The Better Buying Institute’s 2020 Better Buying Index Report found several brands had made meaningful improvements to their purchasing practices over the past year.
The survey canvassed 22 brands and retailers and more than 2,000 global suppliers on the impact of company purchasing practices around planning and forecasting, cost and cost negotiation, and payment and terms.
Ten companies that had made year-on-year improvements were examined in detail and researchers found five of these had made improvements to their planning and forecasting practices since 2018.
These improvements provided suppliers with increased visibility to plan production and ensure ongoing employment for workers.
Eight of the 10 also ended up with fewer suppliers left with unutilised capacity due to forecasting inaccuracies. Six of the 10 had fewer suppliers left with excess materials.
The largest improvement seen within planning and forecasting was a 40% increase in the proportion of one company’s suppliers reporting that forecasts were regularly updated.
One respondent saw a 22.7% improvement in the proportion of suppliers reporting they reserved capacity for that buyer in advance of production.
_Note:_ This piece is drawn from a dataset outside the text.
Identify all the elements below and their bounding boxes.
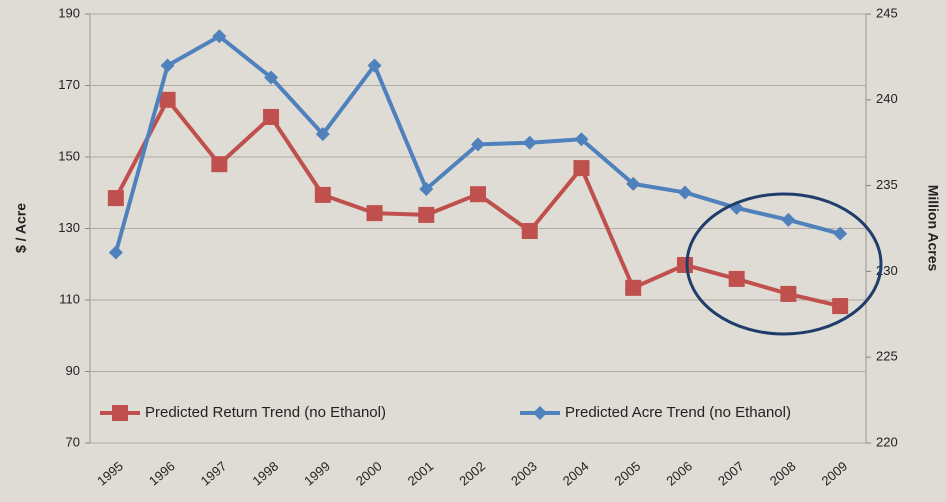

Marsha Dickson, president of the Better Buying Institute, said: “Unplanned disruptions like Covid-19 tend to cause extreme reactions from buyers attempting to minimise their exposure to short-term financial risk – reactions that often do not consider the ripple effect on suppliers and workers and the other resulting risks.
“While the impacts of the pandemic have certainly created new challenges in global supply chains, problematic purchasing practices are nothing new and must be addressed in order to meet rebounding consumer demand and protect decades of sustainability progress.”
The report found that eight of the 10 companies improved cost and cost negotiation practices by decreasing their use of high-pressure cost negotiation strategies.
This would help ensure suppliers’ business survival and help them provide safe conditions for workers, who might otherwise fall victim to excessively low wages, unauthorised subcontracting or informal employment.
At least half of the 10 companies had improved payment and terms practices by paying suppliers on time and in full – critical for suppliers’ cash flow.
However fewer than half could say their suppliers saw them as partners in business growth.
The report said that while planning and forecasting was perceived as a more difficult purchasing area to improve given market uncertainties, the improvements would enhance their suppliers’ abilities to plan their business.